Working with a cannabis cultivation facility here in Bend on Pacific Power Schedule 49. They have 12 mini-split heat pumps for climate control plus dehumidification equipment. The issue is when multiple units kick on during hot afternoons - demand can spike from 80kW to 240kW in minutes. At $22.14/kW demand charge, those spikes are costing serious money. Looking at demand response options and staging controls. Anyone worked with grow facilities and HVAC demand management?
Pacific Power demand limiting for cannabis grow HVAC
SCE territory in Riverside - cannabis facilities are tricky because temperature and humidity tolerances are tight. We installed a Johnson Controls demand management system that stages the equipment starts and maintains setpoints within acceptable ranges. Key is having enough thermal mass in the building to ride through short cycling delays. Cost about $15,000 but saving $4,000+ monthly in demand charges.
Avista customer here in Spokane with similar issues. The growers need precise environmental control but don't understand utility billing. I recommend oversizing the HVAC slightly and running units at partial load rather than cycling on/off at full capacity. Reduces demand spikes and provides better humidity control. VFD-equipped equipment is essential for these applications.
MLGW doesn't have many cannabis operations yet but we see similar issues with data centers and manufacturing. The key insight is that HVAC demand limiting needs to be coordinated with the overall facility load. You can't just manage HVAC in isolation - lighting schedules, dehumidifiers, fans all factor in. Need a holistic approach to demand management.

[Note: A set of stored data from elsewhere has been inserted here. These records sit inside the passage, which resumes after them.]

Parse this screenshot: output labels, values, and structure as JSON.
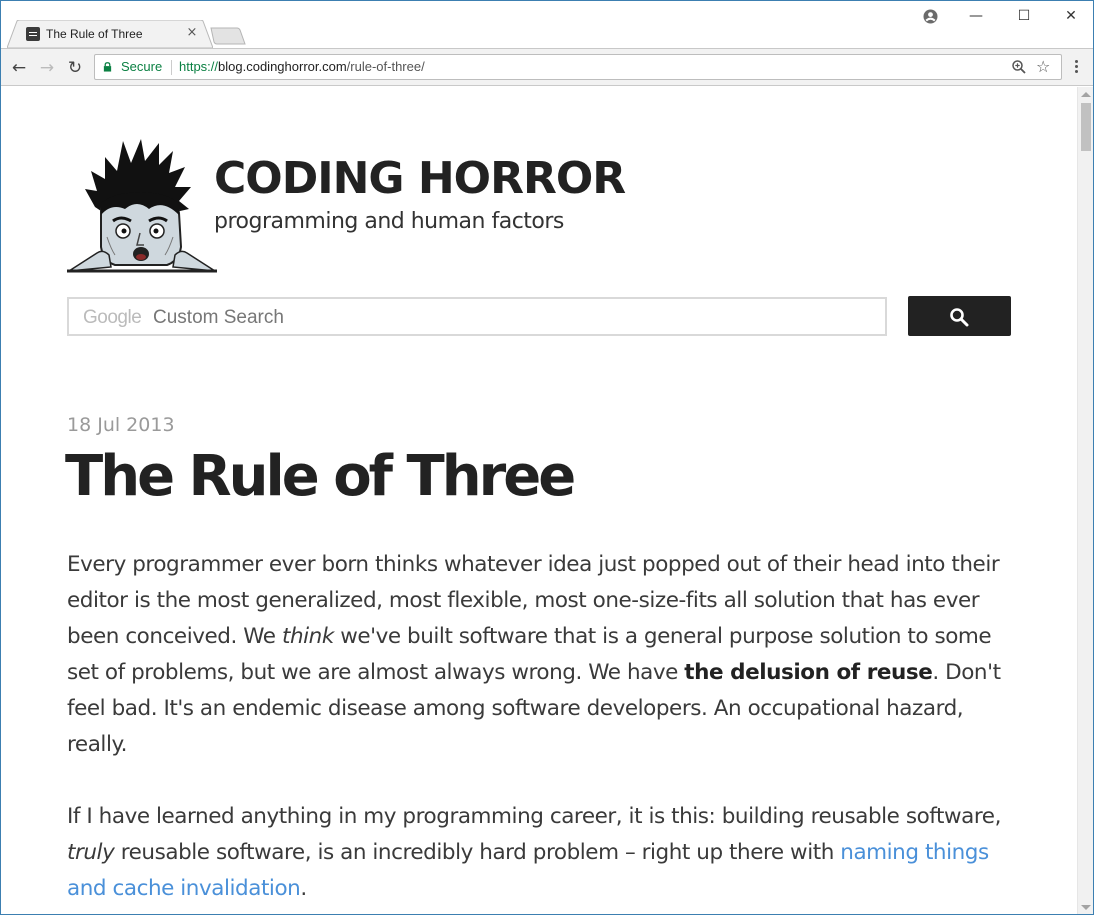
{
  "browser": {
    "tab_title": "The Rule of Three",
    "tab_close": "×",
    "secure_label": "Secure",
    "url_scheme": "https://",
    "url_host": "blog.codinghorror.com",
    "url_path": "/rule-of-three/",
    "back_icon": "←",
    "forward_icon": "→",
    "reload_icon": "↻",
    "zoom_icon": "⊕",
    "bookmark_icon": "☆",
    "minimize_icon": "—",
    "maximize_icon": "☐",
    "close_icon": "✕",
    "secure_color": "#0b8043"
  },
  "site": {
    "title": "CODING HORROR",
    "description": "programming and human factors"
  },
  "search": {
    "google_word": "Google",
    "placeholder": "Custom Search"
  },
  "post": {
    "date": "18 Jul 2013",
    "title": "The Rule of Three",
    "p1_a": "Every programmer ever born thinks whatever idea just popped out of their head into their editor is the most generalized, most flexible, most one-size-fits all solution that has ever been conceived. We ",
    "p1_em": "think",
    "p1_b": " we've built software that is a general purpose solution to some set of problems, but we are almost always wrong. We have ",
    "p1_strong": "the delusion of reuse",
    "p1_c": ". Don't feel bad. It's an endemic disease among software developers. An occupational hazard, really.",
    "p2_a": "If I have learned anything in my programming career, it is this: building reusable software, ",
    "p2_em": "truly",
    "p2_b": " reusable software, is an incredibly hard problem – right up there with ",
    "p2_link": "naming things and cache invalidation",
    "p2_c": ".",
    "link_color": "#4a90d9"
  }
}
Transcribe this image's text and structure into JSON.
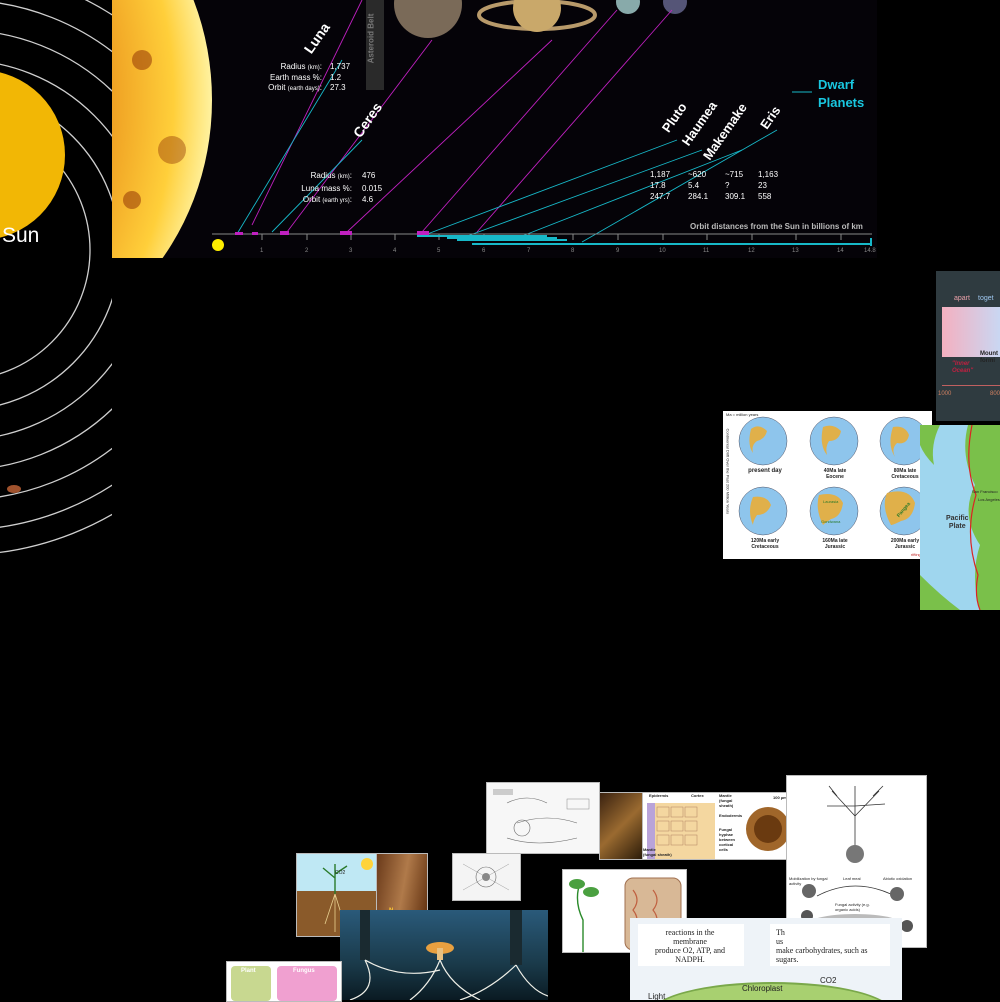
{
  "left_panel": {
    "sun_label": "Sun"
  },
  "solar_diagram": {
    "luna": {
      "name": "Luna",
      "radius_label": "Radius",
      "radius_unit": "(km)",
      "radius_value": "1,737",
      "mass_label": "Earth mass %:",
      "mass_value": "1.2",
      "orbit_label": "Orbit",
      "orbit_unit": "(earth days)",
      "orbit_value": "27.3"
    },
    "asteroid_belt": "Asteroid Belt",
    "ceres": {
      "name": "Ceres",
      "radius_label": "Radius",
      "radius_unit": "(km)",
      "radius_value": "476",
      "mass_label": "Luna mass %:",
      "mass_value": "0.015",
      "orbit_label": "Orbit",
      "orbit_unit": "(earth yrs)",
      "orbit_value": "4.6"
    },
    "dwarf_title_line1": "Dwarf",
    "dwarf_title_line2": "Planets",
    "dwarfs": [
      {
        "name": "Pluto",
        "radius": "1,187",
        "mass": "17.8",
        "orbit": "247.7"
      },
      {
        "name": "Haumea",
        "radius": "~620",
        "mass": "5.4",
        "orbit": "284.1"
      },
      {
        "name": "Makemake",
        "radius": "~715",
        "mass": "?",
        "orbit": "309.1"
      },
      {
        "name": "Eris",
        "radius": "1,163",
        "mass": "23",
        "orbit": "558"
      }
    ],
    "axis_caption": "Orbit distances from the Sun in billions of km",
    "axis_ticks": [
      "1",
      "2",
      "3",
      "4",
      "5",
      "6",
      "7",
      "8",
      "9",
      "10",
      "11",
      "12",
      "13",
      "14",
      "14.8"
    ]
  },
  "plate_timeline": {
    "apart_label": "apart",
    "together_label": "toget",
    "inner_ocean_label": "\"Inner\nOcean\"",
    "mountain_label": "Mount\nformi",
    "axis_values": [
      "1000",
      "800"
    ]
  },
  "globes_grid": {
    "header": "Ma = million years",
    "side_caption": "Continental Drift Over the Past 200 Million Years",
    "cells": [
      {
        "label": "present day"
      },
      {
        "label": "40Ma late\nEocene"
      },
      {
        "label": "80Ma late\nCretaceous"
      },
      {
        "label": "120Ma early\nCretaceous"
      },
      {
        "label": "160Ma late\nJurassic"
      },
      {
        "label": "200Ma early\nJurassic"
      }
    ],
    "legend": "rifting",
    "annotations": [
      "Gondwana",
      "Laurasia",
      "Pangea"
    ]
  },
  "plate_map": {
    "city1": "San Francisco",
    "city2": "Los Angeles",
    "plate_label": "Pacific\nPlate"
  },
  "mycorrhiza_tiles": {
    "root_section_labels": [
      "Epidermis",
      "Cortex",
      "Mantle\n(fungal\nsheath)",
      "Endodermis",
      "Fungal\nhyphae\nbetween\ncortical\ncells",
      "Mantle\n(fungal sheath)"
    ],
    "scale": "100 µm",
    "nutrient_labels": [
      "Mobilization by fungal activity",
      "Leaf meal",
      "Abiotic oxidation",
      "Fungal activity (e.g. organic acids)"
    ],
    "photo_text": "reactions in the\nmembrane\nproduce O2, ATP, and\nNADPH.",
    "photo_text2": "Th\nus\nmake carbohydrates, such as\nsugars.",
    "chloroplast": "Chloroplast",
    "co2": "CO2",
    "light": "Light",
    "plant_label": "Plant",
    "fungus_label": "Fungus",
    "co2_small": "CO2",
    "n_label": "N"
  }
}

Bobby makes a great point about coordinated control. This facility also has 200kW of LED grow lights on timers. The afternoon HVAC spike coincides with peak lighting load. We're looking at shifting some lighting schedules to create thermal load diversity. Customer is resistant because it affects their harvest timing but the demand savings could be substantial.
Duane, have you considered thermal energy storage? Ice storage or chilled water systems can shift cooling load to off-peak hours and provide buffering during demand events. Higher upfront cost but eliminates most HVAC-related demand charges. For a facility with tight environmental requirements and high demand rates, the economics usually work. Worth getting a feasibility study from a thermal storage vendor.